IT Security

Microsoft continues it journey on going password-less in the future

Microsoft promises that they will build a password-less mechanism that’s easy and more reliable than ever. A rough estimate shows that about 200 million Microsoft users have already transitioned from previous password methods.

Microsoft has already made plans to update its cloud computing technology, which will allow millions of users to get rid of passwords.

hacker breaching username and password sign inTo do so, Microsoft launched the 3-day ignite conference, which was held online amidst the Covid-19 pandemic, facilitating Microsoft IT and tech staff who use the company’s products. The aim was to implement a password-less login into their Azure Active Directory. The company presented Azure as a cloud-based service that will assist its customers in managing their login activities.
Microsoft made another attempt by introducing a new technology called Temporary Access Path. This new update was used to let the employees go password-less by enrolling themselves into a new service type. Registering would give them a short-time code that the users can get from their IT managers. This code would help them login without a passkey.
Moreover, this service would also help the users recover their account access if their security code or phone is lost or unable to log in. The Temporary Access Path is still in its initial stages, but soon, the company will launch the full-service.

Why is it necessary?

There are many reasons Microsoft is pushing to go password-less.

1. We often forget our passwords which can result in data and account loss. Recovering accounts is also another headache. Sometimes users will have weak passwords that are easy for them to remember and not safe.

2. Users also have a tendency to reuse passwords across accounts. Hackers can easily figure these out and gain access to our accounts in return. A recent issue arose when a security website,
Have I Been Pwned, tallied more than 600 million stolen passwords. If you’ve never checked it out I suggest you visit the site and enter one of your email addresses, they compare it across the list of emails that were found on the dark web and let you know if that email has been compromised on any of the websites you used it to create accounts on.

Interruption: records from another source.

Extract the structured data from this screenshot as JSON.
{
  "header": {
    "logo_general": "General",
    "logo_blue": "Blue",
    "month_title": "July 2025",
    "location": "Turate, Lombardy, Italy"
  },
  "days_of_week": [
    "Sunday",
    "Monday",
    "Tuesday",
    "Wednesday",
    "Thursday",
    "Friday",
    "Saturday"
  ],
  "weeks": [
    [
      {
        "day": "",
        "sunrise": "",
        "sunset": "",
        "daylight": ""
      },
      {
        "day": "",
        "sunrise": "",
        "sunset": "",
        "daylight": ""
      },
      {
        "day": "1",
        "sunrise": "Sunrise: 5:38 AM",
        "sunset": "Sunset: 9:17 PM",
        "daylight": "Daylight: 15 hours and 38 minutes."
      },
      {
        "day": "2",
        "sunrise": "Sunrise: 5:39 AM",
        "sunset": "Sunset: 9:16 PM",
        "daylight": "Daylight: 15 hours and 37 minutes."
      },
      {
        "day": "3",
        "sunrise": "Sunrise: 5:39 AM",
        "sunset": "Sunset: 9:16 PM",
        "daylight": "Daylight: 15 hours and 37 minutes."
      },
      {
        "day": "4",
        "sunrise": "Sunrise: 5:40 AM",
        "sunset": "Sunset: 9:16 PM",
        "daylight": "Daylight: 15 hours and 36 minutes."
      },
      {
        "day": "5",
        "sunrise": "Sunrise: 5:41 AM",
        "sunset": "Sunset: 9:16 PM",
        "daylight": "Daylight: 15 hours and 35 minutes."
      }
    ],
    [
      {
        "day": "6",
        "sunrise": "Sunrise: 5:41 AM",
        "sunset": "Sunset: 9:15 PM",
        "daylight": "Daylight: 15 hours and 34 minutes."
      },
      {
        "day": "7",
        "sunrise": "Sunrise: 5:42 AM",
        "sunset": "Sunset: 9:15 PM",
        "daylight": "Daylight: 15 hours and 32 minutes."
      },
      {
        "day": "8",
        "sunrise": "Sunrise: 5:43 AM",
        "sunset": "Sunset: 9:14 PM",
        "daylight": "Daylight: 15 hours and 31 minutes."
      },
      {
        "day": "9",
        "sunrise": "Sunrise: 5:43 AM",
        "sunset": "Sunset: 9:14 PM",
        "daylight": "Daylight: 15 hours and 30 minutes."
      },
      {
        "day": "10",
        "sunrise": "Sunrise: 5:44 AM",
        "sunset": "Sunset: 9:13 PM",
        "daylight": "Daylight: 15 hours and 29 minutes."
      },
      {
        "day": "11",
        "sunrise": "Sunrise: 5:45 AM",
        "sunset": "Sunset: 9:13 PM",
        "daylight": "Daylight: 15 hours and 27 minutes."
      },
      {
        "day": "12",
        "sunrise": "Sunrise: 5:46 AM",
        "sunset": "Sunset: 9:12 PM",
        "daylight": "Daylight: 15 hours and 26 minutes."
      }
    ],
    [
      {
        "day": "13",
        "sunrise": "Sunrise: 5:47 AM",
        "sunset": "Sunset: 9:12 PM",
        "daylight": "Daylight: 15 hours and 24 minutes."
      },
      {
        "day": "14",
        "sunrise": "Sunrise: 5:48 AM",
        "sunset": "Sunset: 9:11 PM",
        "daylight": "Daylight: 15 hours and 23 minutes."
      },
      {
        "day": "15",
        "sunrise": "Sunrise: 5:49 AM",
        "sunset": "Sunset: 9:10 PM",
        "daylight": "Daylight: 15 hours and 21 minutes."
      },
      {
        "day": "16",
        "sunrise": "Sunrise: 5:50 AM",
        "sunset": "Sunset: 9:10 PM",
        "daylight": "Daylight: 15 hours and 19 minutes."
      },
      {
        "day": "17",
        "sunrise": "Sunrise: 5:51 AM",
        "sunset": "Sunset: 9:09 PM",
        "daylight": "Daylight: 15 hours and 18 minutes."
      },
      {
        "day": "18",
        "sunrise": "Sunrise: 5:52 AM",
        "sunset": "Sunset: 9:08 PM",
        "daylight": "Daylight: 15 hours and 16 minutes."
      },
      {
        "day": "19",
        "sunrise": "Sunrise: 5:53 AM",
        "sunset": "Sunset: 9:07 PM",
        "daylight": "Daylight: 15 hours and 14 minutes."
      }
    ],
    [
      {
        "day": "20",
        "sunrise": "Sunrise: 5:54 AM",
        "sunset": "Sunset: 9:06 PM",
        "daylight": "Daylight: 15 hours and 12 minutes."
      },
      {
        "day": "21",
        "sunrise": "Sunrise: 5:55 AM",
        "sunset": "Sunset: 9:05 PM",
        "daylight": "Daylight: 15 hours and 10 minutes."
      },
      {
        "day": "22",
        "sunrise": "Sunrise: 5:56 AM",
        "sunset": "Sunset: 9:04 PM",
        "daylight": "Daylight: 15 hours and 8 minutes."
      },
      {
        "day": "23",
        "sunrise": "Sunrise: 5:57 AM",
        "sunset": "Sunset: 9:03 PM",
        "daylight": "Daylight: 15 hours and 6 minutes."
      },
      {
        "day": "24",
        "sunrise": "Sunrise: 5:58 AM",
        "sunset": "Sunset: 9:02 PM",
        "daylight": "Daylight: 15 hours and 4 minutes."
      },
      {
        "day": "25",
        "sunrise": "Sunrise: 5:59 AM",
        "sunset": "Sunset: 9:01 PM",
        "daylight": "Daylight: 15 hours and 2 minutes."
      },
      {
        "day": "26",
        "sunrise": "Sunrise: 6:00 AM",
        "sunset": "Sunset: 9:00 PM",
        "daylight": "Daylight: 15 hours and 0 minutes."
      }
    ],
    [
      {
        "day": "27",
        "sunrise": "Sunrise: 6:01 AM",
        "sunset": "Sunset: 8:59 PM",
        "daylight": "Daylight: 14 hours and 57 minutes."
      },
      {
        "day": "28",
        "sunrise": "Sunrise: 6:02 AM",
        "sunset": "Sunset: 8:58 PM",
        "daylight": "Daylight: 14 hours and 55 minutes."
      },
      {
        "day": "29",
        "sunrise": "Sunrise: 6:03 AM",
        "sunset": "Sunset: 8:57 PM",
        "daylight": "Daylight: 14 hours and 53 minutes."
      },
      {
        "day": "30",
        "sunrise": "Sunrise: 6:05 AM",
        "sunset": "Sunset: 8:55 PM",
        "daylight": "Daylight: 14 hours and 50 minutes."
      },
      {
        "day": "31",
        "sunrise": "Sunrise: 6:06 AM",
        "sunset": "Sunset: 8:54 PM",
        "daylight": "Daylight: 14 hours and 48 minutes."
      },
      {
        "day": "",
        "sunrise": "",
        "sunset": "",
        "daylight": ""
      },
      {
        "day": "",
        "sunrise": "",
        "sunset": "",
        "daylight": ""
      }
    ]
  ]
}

3. There is also the threat that when you sign up for a service with any provider, those providers don’t store your data in a safe manner. Facebook employees have accessed user passwords in the past, Google was know to have stored passwords unencrypted in plain text

Security Professionals are finding ways to make password authentication better. They are trying to augment passwords with biometrics like Face ID or Windows Hello.

Going password-less may actually be secure

The FIDO Alliance has designed standards that would let you dump your passwords. These standards were implemented into fingerprint and face recognition technologies. In short, your face, eyes, and fingers become your password. They will also protect you against phishing attacks that could steal your important user data, identity information, and, most importantly, your money. FIDO login only works with an authentic website, so it’s less likely to be spoofed.

In the end, Microsoft is tirelessly putting its strengths to go password-less. Their efforts are showing great potential, though. Joy Chik, who is in charge of running the company’s identity products, claims that about 200 million people have already opted for password-less logins for Microsoft services like Xbox Live and Outlook. These latest stats show one-third of 150 Million people who already opted for password-less login since last May.
Chik said that many of these users still use passwords as a backup, but Microsoft will let people remove their old passwords this year. This will pave the way for a full-fledged password-less login.